Subí las escaleras apresuradamente y los vi marcharse desde la ventana de mi dormitorio. Al presidente lo escoltaron hasta la parte de atrás de su limusina negra y brillante.
Antes de subirse, el presidente le dio una palmada en la espalda a Matthew y le apretó la nuca en un gesto cariñoso.
El agujero de mi estómago se convirtió en una bola mientras accedían al interior del vehículo.
La limusina arrancó y avanzó por la calle silenciosa de nuestro vecindario. Pequeñas banderas estadounidenses ondeaban en la entrada de las casas. Una fila de coches los seguía, uno tras otro.
Cerré la ventana, corrí las cortinas y después me quité el vestido y lo colgué con delicadeza. Luego me puse mi pijama de franela. Me estaba metiendo en la cama cuando mi madre entró.
—Ha sido una velada muy agradable —declaró—. ¿Te lo has pasado bien?
Sonreía como si se estuviera riendo de algo por dentro. Yo asentí con sinceridad.
—Me ha gustado escuchar las conversaciones. Todos me han caído bien.
Ella seguía sonriendo.
—Matthew es guapo. Pero, por supuesto, tú ya te has dado cuenta de eso. También es muy inteligente.
Asentí en silencio.
—Tu padre y yo vamos a escribir una carta al presidente para darle las gracias por pasar este rato con nosotros. ¿Quieres escribirle tú también?
—No, gracias —respondí con timidez.
Ella alzó las cejas y se echó a reír.
—Vale. ¿Estás segura? Si cambias de opinión, déjala en el vestíbulo mañana.
Mi madre salió de mi dormitorio y yo me quedé tumbada en la cama, mientras pensaba en la visita, en lo que el presidente había dicho de Matthew.

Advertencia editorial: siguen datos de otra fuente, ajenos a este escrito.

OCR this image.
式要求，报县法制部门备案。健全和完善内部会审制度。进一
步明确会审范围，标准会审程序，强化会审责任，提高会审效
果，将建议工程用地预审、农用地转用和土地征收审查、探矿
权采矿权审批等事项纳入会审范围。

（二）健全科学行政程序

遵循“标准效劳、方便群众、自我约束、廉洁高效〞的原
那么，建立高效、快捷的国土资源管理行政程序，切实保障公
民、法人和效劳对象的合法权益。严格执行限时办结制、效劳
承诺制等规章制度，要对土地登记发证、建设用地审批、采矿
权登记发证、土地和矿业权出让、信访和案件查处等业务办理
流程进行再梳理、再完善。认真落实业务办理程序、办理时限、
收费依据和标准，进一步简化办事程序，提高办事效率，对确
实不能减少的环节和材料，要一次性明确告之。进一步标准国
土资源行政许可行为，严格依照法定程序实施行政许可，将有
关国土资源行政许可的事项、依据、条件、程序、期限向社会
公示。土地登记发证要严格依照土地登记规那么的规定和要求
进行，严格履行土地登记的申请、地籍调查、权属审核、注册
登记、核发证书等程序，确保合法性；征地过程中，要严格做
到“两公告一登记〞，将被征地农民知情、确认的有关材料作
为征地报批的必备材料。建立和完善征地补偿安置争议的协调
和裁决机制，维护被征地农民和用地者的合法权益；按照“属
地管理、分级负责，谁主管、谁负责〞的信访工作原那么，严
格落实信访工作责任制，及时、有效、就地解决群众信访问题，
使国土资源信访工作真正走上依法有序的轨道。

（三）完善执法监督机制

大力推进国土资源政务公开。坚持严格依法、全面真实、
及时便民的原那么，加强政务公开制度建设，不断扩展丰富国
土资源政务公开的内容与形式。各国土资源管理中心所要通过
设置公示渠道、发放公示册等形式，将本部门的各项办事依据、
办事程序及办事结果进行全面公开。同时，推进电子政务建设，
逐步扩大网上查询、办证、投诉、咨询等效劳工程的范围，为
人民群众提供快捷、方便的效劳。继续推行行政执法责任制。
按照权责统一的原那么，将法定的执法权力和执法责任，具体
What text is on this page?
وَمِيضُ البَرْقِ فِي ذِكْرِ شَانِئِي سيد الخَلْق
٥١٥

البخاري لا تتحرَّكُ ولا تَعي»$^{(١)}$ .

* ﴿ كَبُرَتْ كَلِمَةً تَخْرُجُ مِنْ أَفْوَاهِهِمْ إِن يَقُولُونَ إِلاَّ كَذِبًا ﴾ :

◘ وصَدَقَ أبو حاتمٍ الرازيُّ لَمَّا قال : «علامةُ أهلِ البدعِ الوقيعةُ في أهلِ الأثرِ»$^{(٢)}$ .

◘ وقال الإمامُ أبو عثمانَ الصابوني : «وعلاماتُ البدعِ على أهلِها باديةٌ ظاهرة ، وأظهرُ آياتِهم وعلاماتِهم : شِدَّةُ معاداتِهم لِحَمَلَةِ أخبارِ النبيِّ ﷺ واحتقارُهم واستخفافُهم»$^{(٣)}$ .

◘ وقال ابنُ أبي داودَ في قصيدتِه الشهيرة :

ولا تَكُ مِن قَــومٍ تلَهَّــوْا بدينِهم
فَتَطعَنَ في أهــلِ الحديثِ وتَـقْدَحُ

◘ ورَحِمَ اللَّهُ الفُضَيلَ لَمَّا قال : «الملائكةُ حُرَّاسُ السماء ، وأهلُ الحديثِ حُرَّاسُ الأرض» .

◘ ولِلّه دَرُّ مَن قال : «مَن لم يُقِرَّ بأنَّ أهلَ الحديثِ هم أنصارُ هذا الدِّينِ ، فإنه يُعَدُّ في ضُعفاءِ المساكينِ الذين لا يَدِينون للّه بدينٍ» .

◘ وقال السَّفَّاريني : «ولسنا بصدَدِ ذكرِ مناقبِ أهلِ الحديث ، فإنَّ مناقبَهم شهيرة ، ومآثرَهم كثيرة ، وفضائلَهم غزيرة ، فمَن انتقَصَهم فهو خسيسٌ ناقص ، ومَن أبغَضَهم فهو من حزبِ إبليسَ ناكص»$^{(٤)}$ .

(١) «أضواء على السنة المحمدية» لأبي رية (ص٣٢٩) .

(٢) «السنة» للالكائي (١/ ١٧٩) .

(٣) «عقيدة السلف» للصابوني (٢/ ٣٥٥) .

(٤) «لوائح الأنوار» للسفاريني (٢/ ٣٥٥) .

Decidí escribir una carta a Matthew, solo porque seguía completamente asombrada y fascinada por la visita. ¿Y si al final resultaba que no había conocido solo a un presidente esa noche, sino a dos? Ese debía de ser el colmo de las reuniones.
Cogí la primera hoja de los papeles y sobres que mi abuela me había regalado por mi cumpleaños y, con mi mejor letra, escribí: «Quisiera daros las gracias a ti y al presidente por venir. Si decides presentarte a presidente, tienes mi voto. Incluso estaría dispuesta a unirme a tu campaña».
Lamí el sobre y lo cerré con firmeza, para luego depositar la carta en mi mesilla de noche. Después apreté el interruptor de la luz para apagarla y me metí bajo las sábanas.
Permanecí tumbada en la penumbra. Él estaba por todas partes; en el techo, en las sombras, sobre el edredón. Me pregunté si alguna vez volvería a verlo y, de pronto, la idea de que él no me viera nunca de mayor me produjo una especie de dolor en el pecho.
He estado tan perdida en mis pensamientos que no me había dado cuenta de que Alan escudriñaba mi perfil.
—Un enamoramiento infantil, ¿no? —pregunta de nuevo.
Me giro hacia él, sorprendida al darme cuenta de que ya nos hemos parado delante de mi edificio. Me río y salgo del taxi, luego miro al interior.
—Desde luego. —Asiento con más firmeza esta vez—. Ahora estoy centrada en mi carrera.
Cierro la puerta al salir y me despido de él con la mano.